I was wondering whether there is a way to compare each element (regardless of indexical position) in a numpy array. I often find myself using arrays from pandas dataframes and I'd like to use the underlying numpy array to do compare each element. I know I can do a fast-elementwise comparison like this:
dfarr1 = pd.DataFrame(np.arange(0,1000))
dfarr2 = pd.DataFrame(np.arange(1000,0,-1))
dfarr1.loc[(dfarr1.values == dfarr2.values)]
# outputs: 500
(the above is just a toy example, obviously) But what I'd like to do is rather the equivalent of two loops over all the elements, but in a way that is as fast as possible:
for ir in df.itertuples():
for ir2 in country_df.itertuples():
if df['city'][ir[0]] == country_df['Capital'][ir2[0]]:
df['country'][ir[0]] = country_df['Country'][ir2[0]]

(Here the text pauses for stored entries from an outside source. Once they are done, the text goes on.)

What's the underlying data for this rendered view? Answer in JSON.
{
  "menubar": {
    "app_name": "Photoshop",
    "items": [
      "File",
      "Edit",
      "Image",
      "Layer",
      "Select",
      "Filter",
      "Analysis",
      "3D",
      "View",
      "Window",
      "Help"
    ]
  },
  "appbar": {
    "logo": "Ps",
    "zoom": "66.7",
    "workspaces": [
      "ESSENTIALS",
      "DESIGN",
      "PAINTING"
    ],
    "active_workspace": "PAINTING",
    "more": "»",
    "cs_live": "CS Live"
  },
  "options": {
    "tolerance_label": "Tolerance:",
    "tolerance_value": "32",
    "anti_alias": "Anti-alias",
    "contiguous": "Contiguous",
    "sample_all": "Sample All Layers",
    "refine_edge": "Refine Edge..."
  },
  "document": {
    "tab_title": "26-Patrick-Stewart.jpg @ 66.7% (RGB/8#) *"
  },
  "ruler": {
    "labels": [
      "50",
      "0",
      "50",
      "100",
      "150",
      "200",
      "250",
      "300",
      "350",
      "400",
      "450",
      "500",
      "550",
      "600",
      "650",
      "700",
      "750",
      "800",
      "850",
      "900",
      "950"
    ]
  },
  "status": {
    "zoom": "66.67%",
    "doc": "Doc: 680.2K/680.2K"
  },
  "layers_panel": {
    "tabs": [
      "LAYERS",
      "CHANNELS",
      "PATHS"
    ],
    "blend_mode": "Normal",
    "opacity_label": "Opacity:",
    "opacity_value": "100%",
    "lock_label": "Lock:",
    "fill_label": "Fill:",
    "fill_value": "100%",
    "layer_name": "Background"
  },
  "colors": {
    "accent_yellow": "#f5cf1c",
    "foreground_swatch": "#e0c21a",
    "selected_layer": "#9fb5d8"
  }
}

The thing is that my dataframes contains many thousands of elements and the above is simply too slow (not least given that I'm sure I'll do similar such operations in the future on different, similarly long dataframes and so clearing this once and for all would be good). The idea is that I've parsed a few thousand files and got their geodata (=df in the above) and I have a quite massive file with cities and their corresponding countries as a lookup (=country_df). The idea is to see if the cities in the df match those in the lookup and if so I'd like to add the corresponding country in a new column (at the same row index) of the df with the parsed geodata. Anyway, this is just an example of what I'd need at (ideally much) higher speed than the above way. Many thanks!